The results show that as the level of the mandate for wind and solar generation increases, their costs increased. Emissions saving from the mandates were converted to reductions in the Social Costs of Emissions (SCE) (See Section 2.4.4 for the definition) to compare system cost to with the savings in SCE. The savings in the SCE increase as the level of the mandate increases. However, the savings in SCE do not justify the system cost increases associated with the mandates.
The carbon tax and mandate policies implemented held the overall emission reductions constant where a 35% reduction of CO2e emissions from 2020 levels by 2050 in compared to the reference scenario.
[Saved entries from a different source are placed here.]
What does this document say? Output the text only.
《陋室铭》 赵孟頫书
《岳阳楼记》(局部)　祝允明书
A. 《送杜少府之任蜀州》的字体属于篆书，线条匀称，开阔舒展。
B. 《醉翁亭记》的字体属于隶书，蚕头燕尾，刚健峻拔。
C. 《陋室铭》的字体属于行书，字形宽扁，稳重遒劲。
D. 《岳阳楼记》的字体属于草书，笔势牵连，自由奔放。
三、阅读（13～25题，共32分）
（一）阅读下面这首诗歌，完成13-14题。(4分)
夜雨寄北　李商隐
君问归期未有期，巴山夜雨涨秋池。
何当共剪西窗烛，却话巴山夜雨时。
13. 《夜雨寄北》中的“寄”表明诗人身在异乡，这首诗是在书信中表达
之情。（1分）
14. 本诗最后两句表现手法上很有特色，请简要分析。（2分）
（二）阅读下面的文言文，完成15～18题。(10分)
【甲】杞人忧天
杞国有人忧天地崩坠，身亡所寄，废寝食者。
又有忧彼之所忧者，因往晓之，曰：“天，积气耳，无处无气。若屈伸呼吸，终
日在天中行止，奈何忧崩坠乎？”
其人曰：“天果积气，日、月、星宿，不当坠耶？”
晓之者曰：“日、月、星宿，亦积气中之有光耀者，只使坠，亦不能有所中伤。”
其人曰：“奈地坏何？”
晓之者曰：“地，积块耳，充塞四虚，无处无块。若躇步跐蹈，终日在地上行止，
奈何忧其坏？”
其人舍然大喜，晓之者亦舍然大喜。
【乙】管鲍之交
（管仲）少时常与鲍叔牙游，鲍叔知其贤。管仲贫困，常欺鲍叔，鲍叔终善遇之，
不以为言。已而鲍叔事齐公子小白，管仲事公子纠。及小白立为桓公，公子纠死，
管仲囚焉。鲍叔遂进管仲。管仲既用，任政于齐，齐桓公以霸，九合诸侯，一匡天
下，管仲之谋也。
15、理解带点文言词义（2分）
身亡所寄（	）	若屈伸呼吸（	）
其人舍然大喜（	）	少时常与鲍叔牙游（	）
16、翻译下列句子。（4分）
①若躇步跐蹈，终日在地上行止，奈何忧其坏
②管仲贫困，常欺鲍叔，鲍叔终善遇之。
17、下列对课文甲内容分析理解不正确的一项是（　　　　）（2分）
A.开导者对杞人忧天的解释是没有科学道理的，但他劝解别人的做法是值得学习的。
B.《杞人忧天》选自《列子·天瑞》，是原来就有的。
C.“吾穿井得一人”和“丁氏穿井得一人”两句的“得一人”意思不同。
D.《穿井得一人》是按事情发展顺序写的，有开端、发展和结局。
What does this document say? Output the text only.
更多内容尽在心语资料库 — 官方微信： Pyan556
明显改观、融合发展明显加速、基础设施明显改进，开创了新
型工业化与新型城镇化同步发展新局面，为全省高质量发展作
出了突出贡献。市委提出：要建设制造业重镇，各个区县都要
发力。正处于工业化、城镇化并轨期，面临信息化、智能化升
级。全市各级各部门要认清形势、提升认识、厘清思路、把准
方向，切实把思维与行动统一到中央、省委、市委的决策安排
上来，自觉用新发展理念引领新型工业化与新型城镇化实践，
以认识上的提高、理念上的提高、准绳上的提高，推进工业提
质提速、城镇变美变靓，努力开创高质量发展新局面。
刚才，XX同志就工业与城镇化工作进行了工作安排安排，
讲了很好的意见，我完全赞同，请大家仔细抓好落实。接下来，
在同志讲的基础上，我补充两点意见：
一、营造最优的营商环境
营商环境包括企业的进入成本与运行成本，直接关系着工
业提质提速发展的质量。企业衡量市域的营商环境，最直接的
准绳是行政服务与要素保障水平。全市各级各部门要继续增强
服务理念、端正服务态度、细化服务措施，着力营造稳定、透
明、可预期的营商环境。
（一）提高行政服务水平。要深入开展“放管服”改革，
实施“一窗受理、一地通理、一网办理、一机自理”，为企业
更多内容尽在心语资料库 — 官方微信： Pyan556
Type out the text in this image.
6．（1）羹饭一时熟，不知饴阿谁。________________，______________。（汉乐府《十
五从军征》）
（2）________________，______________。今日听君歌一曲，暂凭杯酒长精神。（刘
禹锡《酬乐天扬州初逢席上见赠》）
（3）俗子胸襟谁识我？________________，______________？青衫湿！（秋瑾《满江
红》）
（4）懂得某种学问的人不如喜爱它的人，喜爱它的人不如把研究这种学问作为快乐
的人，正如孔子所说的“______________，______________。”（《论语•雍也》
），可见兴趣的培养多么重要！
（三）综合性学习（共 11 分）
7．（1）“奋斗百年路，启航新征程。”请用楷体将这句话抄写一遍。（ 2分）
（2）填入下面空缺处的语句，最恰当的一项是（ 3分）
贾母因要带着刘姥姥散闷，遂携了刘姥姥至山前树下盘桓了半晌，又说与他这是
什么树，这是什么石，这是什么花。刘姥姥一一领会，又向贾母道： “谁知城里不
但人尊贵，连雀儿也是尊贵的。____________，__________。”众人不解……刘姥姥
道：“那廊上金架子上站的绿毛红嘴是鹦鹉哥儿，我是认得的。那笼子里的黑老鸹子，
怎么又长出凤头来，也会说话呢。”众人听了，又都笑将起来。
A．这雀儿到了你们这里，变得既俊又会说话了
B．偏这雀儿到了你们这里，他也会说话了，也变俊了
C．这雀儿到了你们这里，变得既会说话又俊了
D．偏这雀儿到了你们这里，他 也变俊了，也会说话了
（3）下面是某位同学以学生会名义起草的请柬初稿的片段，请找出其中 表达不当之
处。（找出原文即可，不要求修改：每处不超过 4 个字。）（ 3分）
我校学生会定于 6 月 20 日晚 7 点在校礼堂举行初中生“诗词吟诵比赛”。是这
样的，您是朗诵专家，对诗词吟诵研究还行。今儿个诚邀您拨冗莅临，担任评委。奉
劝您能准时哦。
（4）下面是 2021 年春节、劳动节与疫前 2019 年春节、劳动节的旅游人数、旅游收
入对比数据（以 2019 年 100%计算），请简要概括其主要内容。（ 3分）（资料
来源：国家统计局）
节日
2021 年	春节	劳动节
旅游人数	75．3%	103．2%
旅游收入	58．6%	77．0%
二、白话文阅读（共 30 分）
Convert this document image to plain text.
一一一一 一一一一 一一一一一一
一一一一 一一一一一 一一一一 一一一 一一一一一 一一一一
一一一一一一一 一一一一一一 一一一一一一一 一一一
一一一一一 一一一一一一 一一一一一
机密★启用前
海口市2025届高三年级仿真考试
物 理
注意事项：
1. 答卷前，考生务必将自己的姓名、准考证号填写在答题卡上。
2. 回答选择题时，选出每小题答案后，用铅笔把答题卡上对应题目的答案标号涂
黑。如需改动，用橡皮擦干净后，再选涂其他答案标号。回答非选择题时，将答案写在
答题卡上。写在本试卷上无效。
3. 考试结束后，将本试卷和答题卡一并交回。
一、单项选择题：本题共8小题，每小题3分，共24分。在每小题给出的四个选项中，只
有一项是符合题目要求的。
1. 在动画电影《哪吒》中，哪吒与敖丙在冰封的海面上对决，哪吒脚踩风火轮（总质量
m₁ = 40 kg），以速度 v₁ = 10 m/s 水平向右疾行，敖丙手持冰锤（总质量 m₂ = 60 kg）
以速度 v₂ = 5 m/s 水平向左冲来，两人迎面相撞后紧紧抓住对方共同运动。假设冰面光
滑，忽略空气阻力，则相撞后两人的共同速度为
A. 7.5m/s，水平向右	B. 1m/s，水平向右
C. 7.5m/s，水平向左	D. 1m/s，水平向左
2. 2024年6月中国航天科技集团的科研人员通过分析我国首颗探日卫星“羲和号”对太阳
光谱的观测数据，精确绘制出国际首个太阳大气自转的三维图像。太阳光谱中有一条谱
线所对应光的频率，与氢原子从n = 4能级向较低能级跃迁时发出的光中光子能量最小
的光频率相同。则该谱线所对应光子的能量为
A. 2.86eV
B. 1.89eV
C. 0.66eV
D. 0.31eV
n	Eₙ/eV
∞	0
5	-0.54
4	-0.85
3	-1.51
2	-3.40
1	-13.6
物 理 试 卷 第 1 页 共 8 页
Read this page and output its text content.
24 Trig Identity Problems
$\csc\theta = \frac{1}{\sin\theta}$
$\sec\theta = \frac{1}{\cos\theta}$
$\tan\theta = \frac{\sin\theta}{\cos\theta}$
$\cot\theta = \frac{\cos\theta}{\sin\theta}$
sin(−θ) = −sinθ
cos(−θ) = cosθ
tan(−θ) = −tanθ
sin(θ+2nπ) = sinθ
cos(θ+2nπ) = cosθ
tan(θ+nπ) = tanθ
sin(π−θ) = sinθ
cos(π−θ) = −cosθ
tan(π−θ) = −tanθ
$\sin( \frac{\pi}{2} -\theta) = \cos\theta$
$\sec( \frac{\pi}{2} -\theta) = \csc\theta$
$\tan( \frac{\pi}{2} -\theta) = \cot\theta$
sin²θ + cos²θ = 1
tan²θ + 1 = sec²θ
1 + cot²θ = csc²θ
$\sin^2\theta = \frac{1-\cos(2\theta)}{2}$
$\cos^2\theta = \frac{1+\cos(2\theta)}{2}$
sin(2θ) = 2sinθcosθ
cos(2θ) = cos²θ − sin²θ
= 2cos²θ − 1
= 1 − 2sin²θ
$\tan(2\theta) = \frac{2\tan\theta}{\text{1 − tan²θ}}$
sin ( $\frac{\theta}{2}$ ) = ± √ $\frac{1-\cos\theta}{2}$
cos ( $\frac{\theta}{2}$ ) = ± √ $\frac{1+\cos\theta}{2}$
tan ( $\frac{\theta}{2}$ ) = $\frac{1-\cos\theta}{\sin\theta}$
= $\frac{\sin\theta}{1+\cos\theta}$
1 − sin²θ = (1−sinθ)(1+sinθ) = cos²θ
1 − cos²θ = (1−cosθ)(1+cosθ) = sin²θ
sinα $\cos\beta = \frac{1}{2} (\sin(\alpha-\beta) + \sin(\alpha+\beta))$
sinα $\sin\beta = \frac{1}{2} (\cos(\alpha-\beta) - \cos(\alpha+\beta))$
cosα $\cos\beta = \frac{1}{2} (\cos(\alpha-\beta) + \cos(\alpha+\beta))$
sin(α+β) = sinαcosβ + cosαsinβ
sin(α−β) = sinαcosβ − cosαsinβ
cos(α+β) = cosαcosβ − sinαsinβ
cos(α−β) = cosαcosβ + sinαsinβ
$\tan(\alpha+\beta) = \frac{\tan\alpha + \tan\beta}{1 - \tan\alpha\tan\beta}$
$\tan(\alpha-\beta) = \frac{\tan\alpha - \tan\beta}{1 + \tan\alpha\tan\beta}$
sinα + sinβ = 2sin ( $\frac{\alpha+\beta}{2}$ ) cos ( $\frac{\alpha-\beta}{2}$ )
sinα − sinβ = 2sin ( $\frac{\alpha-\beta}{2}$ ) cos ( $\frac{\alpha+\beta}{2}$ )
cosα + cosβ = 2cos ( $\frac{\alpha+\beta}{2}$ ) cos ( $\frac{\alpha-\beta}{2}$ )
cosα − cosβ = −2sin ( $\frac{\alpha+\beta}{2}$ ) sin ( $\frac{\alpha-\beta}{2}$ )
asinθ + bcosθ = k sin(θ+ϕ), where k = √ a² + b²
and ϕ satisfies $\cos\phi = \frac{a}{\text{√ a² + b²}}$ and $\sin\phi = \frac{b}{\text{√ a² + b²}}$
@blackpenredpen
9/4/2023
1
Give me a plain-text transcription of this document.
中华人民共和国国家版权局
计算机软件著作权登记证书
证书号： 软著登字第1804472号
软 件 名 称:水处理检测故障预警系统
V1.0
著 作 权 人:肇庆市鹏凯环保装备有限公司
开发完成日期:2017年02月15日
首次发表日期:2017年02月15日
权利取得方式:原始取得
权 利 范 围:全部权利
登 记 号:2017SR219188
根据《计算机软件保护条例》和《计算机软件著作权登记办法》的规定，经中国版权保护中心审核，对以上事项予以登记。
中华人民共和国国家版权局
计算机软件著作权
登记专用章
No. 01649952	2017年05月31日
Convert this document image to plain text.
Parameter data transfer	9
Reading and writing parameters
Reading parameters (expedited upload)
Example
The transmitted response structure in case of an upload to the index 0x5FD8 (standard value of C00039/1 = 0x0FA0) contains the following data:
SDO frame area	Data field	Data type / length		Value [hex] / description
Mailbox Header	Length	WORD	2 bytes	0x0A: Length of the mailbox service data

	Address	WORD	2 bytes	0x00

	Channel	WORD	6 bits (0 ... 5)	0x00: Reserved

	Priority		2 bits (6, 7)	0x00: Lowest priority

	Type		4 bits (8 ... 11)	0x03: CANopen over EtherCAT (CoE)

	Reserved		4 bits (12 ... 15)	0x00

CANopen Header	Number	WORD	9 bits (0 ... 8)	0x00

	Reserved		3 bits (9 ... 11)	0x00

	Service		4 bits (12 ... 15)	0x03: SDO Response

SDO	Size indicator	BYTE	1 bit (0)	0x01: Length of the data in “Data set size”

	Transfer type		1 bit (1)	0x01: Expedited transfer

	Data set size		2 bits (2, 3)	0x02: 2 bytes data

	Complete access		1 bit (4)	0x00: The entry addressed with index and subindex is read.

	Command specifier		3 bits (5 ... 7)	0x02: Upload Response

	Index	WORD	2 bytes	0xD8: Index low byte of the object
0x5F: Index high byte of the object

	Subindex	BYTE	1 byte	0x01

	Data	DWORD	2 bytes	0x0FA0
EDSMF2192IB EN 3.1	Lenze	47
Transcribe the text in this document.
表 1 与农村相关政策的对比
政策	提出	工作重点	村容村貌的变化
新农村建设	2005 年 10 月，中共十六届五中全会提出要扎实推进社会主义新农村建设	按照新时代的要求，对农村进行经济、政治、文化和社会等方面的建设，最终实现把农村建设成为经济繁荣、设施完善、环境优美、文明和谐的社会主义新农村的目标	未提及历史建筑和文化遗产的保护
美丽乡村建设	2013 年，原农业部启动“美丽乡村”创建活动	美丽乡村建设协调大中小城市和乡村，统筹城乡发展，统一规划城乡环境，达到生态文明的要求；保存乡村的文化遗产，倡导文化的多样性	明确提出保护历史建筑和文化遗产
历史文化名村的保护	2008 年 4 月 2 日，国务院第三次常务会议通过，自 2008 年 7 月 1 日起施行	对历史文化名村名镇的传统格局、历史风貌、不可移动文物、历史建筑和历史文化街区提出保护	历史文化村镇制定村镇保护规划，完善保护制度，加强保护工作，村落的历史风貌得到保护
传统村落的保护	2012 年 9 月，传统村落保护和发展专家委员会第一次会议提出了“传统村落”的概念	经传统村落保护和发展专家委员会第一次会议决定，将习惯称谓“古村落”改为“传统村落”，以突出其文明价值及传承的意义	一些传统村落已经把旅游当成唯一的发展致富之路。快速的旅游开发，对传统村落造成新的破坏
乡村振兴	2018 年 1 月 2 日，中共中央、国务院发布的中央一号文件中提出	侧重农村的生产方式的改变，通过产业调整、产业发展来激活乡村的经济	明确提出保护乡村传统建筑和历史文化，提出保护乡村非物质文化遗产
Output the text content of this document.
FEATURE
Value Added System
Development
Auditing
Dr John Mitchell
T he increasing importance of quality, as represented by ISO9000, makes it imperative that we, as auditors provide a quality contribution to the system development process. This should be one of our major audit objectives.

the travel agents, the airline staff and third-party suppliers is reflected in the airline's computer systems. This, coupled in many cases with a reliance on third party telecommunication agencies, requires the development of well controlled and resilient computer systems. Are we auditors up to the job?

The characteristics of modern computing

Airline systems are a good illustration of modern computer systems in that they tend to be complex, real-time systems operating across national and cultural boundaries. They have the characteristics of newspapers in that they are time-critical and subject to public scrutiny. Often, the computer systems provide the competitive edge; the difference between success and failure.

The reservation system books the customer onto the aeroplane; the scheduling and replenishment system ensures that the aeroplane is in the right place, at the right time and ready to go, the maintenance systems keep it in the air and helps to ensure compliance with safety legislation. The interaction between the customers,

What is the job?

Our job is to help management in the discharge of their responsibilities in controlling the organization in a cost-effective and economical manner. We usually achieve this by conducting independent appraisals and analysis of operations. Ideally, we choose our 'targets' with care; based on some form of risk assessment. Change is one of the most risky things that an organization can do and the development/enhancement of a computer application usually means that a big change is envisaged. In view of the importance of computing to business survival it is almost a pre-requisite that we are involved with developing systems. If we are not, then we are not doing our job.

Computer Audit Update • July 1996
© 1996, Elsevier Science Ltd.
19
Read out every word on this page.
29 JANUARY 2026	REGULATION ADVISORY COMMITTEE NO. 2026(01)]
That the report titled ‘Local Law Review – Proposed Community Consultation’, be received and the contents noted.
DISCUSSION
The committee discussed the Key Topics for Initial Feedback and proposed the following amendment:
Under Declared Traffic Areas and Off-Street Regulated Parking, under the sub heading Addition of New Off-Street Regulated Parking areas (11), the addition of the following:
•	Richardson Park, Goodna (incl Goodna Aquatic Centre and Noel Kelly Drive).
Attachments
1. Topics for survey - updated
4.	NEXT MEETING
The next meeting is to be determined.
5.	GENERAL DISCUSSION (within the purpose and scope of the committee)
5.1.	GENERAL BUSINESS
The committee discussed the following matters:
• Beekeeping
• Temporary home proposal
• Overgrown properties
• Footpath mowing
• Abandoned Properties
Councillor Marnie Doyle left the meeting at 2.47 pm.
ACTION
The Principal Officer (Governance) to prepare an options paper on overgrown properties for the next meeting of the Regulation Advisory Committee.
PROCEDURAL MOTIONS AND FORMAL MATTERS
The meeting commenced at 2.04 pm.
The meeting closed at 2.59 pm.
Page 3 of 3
The carbon tax (Policy I) had the lower of Levelized Marginal Cost of Electricity (LMCOE) (discounted value of generation for a year based on the generation weighted Marginal Cost of Electricity), while the mandate (Policy II) had the higher of LMCOE. Similarly, Policy I had the lowest of discounted total system cost and Policy II had higher discounted total system cost.
The cost to society is underestimated when short-term operational constraints are ignored. The addition of short-term operational constraints led to increased total systems cost and greater emissions savings as the level of the mandate increased. Adding short-term operating constraints also gives a more complete understating of CO2e emissions savings for the different scenarios as there is a decrease in coal generation and increase in natural gas generation led to increased CO2e emissions savings. The addition of short-term operational constraints shows on one hand the impact of the policy and on the other hand the consequences of not including some of the cost realities.